4 cups of baby spinach or 1 large bunch of English spinach
1 tablespoons mirin
1 tablespoons sesame oil
1 tablespoon of toasted sesame seeds, ground in a mortar and pestle
2 tablespoons of tamari or gluten-free soy sauce
1 teaspoon caster or brown sugar

1. Thoroughly wash spinach and if using English spinach remove leaves from stems.
2. Add to a saucepan/frypan and cook in a few tablespoons of water, until spinach has wilted.
3. Drain the spinach and and refrigerate until cool.

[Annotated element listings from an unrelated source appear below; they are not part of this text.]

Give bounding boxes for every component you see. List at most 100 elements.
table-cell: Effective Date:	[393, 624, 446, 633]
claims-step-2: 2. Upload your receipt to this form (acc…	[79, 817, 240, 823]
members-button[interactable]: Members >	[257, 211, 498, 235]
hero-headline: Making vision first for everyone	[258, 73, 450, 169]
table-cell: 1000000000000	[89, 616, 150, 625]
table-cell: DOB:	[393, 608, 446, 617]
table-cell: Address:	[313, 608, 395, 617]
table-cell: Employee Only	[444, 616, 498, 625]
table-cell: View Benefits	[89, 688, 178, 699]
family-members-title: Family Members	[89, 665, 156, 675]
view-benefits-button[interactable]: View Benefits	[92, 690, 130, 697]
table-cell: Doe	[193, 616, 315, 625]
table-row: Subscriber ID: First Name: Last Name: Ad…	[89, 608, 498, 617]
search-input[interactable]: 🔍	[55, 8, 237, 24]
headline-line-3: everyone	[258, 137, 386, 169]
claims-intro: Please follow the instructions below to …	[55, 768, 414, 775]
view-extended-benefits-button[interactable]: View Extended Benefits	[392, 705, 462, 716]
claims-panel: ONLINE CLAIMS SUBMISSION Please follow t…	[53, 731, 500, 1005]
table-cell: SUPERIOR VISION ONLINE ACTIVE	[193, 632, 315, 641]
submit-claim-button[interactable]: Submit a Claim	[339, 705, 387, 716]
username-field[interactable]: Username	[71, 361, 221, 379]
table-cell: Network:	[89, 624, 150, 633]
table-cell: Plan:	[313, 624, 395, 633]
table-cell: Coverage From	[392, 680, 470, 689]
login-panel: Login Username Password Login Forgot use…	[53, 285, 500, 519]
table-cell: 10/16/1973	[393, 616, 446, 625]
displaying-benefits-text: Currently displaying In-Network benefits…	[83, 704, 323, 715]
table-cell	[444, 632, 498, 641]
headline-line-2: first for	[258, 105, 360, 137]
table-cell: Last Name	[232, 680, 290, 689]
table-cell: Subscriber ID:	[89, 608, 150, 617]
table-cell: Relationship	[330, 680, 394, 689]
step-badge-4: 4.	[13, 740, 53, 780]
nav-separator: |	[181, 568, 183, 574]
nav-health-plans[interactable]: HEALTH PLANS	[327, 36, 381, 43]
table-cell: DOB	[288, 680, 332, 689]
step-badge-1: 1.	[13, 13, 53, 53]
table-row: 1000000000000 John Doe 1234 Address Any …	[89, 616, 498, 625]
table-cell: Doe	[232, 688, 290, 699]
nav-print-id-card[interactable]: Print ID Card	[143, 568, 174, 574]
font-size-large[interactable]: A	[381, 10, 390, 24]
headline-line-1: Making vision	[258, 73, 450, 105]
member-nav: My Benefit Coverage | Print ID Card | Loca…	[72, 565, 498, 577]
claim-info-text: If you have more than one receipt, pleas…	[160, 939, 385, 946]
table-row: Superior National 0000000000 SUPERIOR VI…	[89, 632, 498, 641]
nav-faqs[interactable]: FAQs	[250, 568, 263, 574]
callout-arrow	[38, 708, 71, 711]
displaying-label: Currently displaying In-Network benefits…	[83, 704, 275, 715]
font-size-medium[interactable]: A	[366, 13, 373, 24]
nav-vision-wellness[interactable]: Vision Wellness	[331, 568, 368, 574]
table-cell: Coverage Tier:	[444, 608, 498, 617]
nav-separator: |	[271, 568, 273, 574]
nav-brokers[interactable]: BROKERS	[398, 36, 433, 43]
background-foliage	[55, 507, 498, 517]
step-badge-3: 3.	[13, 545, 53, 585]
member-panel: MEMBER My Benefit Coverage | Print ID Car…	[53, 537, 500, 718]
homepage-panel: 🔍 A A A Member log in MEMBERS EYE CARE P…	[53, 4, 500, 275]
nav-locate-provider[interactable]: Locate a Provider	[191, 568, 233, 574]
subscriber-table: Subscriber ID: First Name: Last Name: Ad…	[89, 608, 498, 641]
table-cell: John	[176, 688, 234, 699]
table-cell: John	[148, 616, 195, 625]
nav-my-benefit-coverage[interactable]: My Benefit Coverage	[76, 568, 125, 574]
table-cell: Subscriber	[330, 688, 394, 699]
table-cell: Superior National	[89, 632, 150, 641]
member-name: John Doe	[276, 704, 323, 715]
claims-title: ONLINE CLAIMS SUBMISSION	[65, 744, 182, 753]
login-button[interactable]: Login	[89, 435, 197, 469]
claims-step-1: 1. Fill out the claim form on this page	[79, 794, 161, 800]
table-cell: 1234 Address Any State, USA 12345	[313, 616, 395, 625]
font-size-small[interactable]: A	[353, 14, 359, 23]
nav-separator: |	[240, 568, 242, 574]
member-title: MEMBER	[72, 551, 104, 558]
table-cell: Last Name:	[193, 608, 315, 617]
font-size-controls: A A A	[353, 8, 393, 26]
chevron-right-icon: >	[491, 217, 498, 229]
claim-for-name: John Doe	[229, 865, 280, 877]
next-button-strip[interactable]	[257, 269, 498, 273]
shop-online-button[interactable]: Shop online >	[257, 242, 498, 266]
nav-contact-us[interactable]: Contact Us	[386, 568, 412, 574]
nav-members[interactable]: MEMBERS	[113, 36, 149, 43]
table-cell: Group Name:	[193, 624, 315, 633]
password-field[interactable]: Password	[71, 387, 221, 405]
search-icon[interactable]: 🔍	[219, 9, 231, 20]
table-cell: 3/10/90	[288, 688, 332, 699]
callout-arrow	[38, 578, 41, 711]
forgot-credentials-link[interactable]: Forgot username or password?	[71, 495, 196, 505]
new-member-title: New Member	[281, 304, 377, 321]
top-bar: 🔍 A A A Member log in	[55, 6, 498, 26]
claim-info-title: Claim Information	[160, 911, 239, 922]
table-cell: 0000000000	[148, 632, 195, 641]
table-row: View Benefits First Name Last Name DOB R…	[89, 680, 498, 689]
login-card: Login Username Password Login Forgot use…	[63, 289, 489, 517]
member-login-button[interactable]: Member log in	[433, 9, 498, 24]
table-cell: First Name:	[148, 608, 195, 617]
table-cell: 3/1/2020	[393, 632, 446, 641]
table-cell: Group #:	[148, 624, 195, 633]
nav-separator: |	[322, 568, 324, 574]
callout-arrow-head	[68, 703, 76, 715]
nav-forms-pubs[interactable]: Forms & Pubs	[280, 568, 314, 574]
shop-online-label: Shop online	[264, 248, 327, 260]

4. In a shallow frypan, toast sesame seeds on low heat until they are browned.
5. Ground sesame seeds in mortar and pestle until seeds have been broken up into small pieces.

6. In a small bowl make the dressing by mixing mirin, sesame oil, tamari and sugar together.
7. In a mixing bowl, add ground sesame seeds to spinach. Stir in the sauce and serve cool or at room temperature.